Schakelen is geen straf in de V50. De zesbak heeft wel wat gewenning nodig, maar daarna kun je je lol op. Je voelt duidelijk de schakelwegen - dus je moet de pook er goed doorheen loodsen – maar als je dat goed doet, dan schakelt hij heel snel en fijn. De pook maakt een korte slag en ligt prettig in de hand. Alle lof over de handbak ten spijt: een automaat was bij deze auto veel toepasselijker geweest. Een typische woon-werk auto met dieselmotor móet eigenlijk een automaat hebben. Helaas is er echter geen automaat leverbaar bij deze 2.0D-motor. Een flinke misser van Volvo, want veel V50-rijders stellen een automaat wel op prijs.

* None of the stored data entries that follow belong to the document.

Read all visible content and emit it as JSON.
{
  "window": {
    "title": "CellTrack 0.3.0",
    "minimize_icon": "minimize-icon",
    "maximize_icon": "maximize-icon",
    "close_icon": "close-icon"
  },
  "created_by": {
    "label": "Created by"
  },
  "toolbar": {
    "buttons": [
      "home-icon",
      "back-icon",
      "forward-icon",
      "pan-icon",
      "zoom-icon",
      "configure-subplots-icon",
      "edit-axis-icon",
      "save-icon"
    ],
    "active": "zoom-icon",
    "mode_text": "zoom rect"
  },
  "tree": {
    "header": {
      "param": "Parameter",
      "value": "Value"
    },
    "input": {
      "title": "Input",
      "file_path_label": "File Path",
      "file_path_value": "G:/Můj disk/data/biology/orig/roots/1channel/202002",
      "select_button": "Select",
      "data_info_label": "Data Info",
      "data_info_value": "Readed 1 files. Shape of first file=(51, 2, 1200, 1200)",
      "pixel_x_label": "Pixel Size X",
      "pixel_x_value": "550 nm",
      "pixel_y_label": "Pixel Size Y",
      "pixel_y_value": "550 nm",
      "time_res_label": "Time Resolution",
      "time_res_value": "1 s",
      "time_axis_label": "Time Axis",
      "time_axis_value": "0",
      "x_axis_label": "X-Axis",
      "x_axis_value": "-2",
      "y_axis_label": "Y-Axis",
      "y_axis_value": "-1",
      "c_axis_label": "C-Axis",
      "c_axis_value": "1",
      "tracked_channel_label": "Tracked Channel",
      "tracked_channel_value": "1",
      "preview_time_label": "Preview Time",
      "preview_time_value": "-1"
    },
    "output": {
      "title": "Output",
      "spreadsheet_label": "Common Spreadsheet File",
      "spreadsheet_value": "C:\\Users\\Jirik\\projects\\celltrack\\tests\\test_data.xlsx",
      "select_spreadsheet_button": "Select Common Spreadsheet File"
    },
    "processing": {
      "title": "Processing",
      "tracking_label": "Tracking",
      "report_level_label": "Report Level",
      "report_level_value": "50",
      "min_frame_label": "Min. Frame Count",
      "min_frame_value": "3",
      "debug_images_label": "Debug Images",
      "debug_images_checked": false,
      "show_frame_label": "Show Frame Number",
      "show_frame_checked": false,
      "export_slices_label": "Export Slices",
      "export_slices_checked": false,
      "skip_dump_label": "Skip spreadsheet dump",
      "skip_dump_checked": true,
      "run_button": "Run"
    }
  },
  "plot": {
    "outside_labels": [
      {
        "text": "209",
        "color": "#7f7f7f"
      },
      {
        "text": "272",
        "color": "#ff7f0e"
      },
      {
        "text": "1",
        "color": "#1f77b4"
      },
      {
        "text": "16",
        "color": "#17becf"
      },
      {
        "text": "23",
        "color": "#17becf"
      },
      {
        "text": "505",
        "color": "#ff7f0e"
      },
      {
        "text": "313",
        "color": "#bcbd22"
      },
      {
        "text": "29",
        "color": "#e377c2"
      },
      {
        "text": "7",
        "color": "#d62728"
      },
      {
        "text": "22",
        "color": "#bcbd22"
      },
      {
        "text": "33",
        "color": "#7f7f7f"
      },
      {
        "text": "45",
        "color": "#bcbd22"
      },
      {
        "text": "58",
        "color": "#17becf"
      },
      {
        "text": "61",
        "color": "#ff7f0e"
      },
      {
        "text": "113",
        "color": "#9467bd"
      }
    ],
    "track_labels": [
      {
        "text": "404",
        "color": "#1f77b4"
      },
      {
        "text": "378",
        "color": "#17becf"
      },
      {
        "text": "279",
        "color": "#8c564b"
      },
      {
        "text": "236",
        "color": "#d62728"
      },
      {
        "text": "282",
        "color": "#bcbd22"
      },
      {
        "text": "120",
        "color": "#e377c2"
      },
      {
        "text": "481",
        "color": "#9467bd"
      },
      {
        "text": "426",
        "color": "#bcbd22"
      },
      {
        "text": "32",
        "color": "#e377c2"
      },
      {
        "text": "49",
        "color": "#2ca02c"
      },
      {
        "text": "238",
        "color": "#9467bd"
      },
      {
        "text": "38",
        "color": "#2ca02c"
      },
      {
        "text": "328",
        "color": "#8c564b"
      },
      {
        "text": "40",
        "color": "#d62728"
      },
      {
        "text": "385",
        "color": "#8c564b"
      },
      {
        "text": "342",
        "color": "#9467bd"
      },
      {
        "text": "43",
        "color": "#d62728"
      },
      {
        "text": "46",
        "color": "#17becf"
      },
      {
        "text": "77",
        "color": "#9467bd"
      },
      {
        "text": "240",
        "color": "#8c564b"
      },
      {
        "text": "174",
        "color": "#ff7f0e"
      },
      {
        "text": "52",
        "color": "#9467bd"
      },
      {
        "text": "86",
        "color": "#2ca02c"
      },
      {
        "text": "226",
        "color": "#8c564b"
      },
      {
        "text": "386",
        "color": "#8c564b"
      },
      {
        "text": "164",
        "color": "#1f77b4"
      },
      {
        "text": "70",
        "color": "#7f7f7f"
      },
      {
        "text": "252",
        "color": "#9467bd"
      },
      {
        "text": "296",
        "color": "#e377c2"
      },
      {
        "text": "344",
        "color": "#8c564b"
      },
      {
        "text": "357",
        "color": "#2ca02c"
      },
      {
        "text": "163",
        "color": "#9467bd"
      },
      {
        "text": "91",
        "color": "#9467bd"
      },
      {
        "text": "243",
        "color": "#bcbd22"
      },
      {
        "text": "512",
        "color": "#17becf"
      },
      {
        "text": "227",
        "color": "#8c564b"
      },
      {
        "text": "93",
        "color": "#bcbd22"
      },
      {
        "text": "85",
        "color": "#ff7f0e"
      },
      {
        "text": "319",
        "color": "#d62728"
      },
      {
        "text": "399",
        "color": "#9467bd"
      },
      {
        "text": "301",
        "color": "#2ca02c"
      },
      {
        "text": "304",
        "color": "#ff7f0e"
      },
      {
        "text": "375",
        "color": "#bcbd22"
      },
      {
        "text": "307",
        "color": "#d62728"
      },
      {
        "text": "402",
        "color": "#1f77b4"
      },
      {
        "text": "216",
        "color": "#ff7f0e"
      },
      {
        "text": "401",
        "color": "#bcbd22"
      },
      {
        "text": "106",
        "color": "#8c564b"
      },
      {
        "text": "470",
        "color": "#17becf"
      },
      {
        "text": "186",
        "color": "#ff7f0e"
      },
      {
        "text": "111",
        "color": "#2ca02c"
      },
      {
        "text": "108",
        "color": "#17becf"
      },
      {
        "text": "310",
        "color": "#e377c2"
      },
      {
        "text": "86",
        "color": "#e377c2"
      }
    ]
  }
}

Het stuur voelt goed aan, hij biedt precies genoeg weerstand, zodat je altijd de wielen kunt aanvoelen en niet maar wat aan het draaien bent, zonder te voelen waar je mee bezig bent. De pedalen laten zich echter wat zwaar bedienen, bij de rem en het gaspedaal is dit nog op een acceptabel niveau, maar het koppelingspedaal is wel erg zwaar. Tijdens langdurig filerijden is dit de grootste bron van ergernis, dan mis je de automatische transmissie het meest.
De V50 is een goede auto, maar het is wel een auto waar je van moet houden. De vormgeving van zowel exterieur als interieur is erg strak, dat kun je mooi vinden, maar het is ook goed mogelijk dat je het té strak vind. Zo is het ook met het rijgedrag: als je van sportief rijden houdt, dan heb je aan de V50 een goede auto, maar kies je voor comfort, dan kun je toch beter een andere auto kiezen. Sommige sterke punten zijn wel ondiscutabel: de krachtige en stille motor zal bij iedereen in de smaak vallen en ook het gunstige verbruik is iets wat iedereen wel kan waarderen. Al met al is het gewoon een erg goede auto, die erg concurrerend geprijsd is.